Mine is the courage to tackle projects when I worry I might disappoint or let someone else down. To get right out there and say, “Here’s my idea, let’s try it.” It’s not as if I have much trouble recruiting folks to jump on a little boat in a big ocean with me, when I do. Maybe they know me well enough to know I wouldn’t ask it of them if I thought it might sink.
My brother in law would say that I’m “risk averse.” I honestly don’t believe that’s the answer. Risk much to gain much; risk little to gain little. I may be overly conservative in estimating the odds of success, especially when the project involves risk to others. Never gamble more than you can afford to lose, says the little voice in my head. But I’d go poke hot lava with a stick, given half a chance – because that’s how I roll. So it has never struck me as a question of personal courage. I’d hop on that tiny boat, seaworthy or not, if I were sure no one else would suffer for it. Christopher Columbus may well have been an asshole, but there’s no question he had courage.

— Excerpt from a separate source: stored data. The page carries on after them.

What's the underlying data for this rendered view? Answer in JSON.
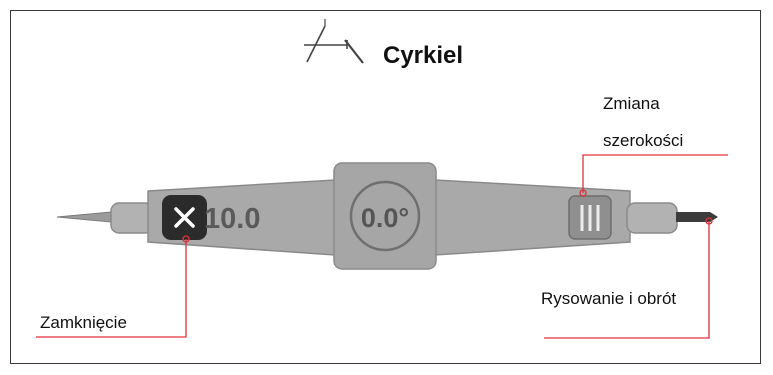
{
  "title": "Cyrkiel",
  "icons": {
    "title": "compass-icon",
    "close": "close-icon",
    "width_handle": "width-grip-icon",
    "pen": "pen-tip-icon"
  },
  "readouts": {
    "width": "10.0",
    "angle": "0.0°"
  },
  "labels": {
    "width_change_line1": "Zmiana",
    "width_change_line2": "szerokości",
    "draw_rotate": "Rysowanie i obrót",
    "close": "Zamknięcie"
  },
  "colors": {
    "callout_line": "#e0303a",
    "body": "#a9a9a9",
    "body_edge": "#8a8a8a",
    "close_bg": "#2b2b2b"
  }
}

Maybe that’s it… maybe I’m not enough of an asshole.
Anyway, I recently threw a good, if half-baked idea out to a group of writers – an anthology in support of a project that reeks of futility and fun, and has that “what have we got to lose, let’s throw caution to the wind and try this!” kind of vibe. My kind of risk. No one stands to die, go broke, go to jail, or even suffer massive harm to their reputation as a writer over it. I wasn’t really expecting the universe to laugh and throw it back in my lap with a maniacal, “You started this, you finish it!” But 60 seconds after tossing the idea out there, it appears I’ll be leading the effort and editing the anthology, as well as contributing to it. And I’m surprisingly okay with that. Excited about the prospect, if truth be told.

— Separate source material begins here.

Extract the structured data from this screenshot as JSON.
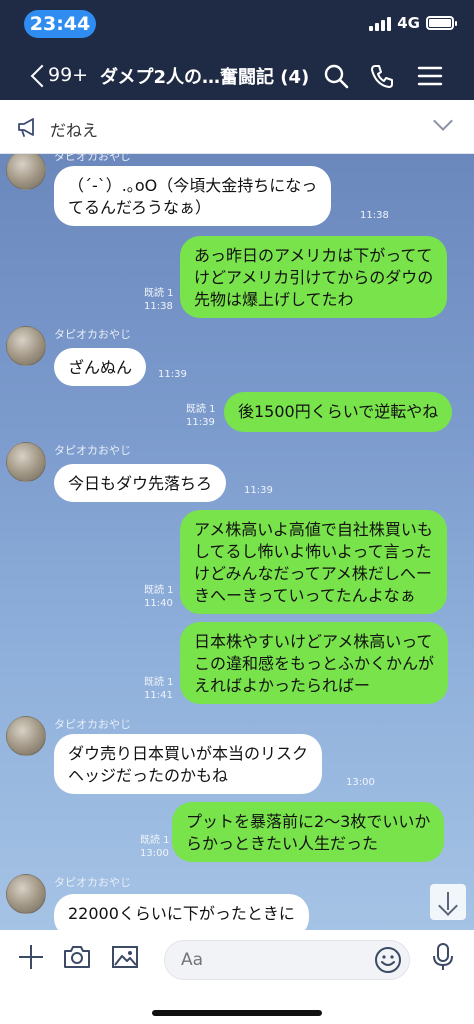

I am even more excited about a writing collaboration with my daughter – but that is another story for another day. For now, I’ll just say that she had an awesome idea and I’m honored she wants me to be a part of it. Already, I think, we write well together – unlike some of the awkward high school tug-of-war editing sessions of years gone by. She’s really blossoming as a writer.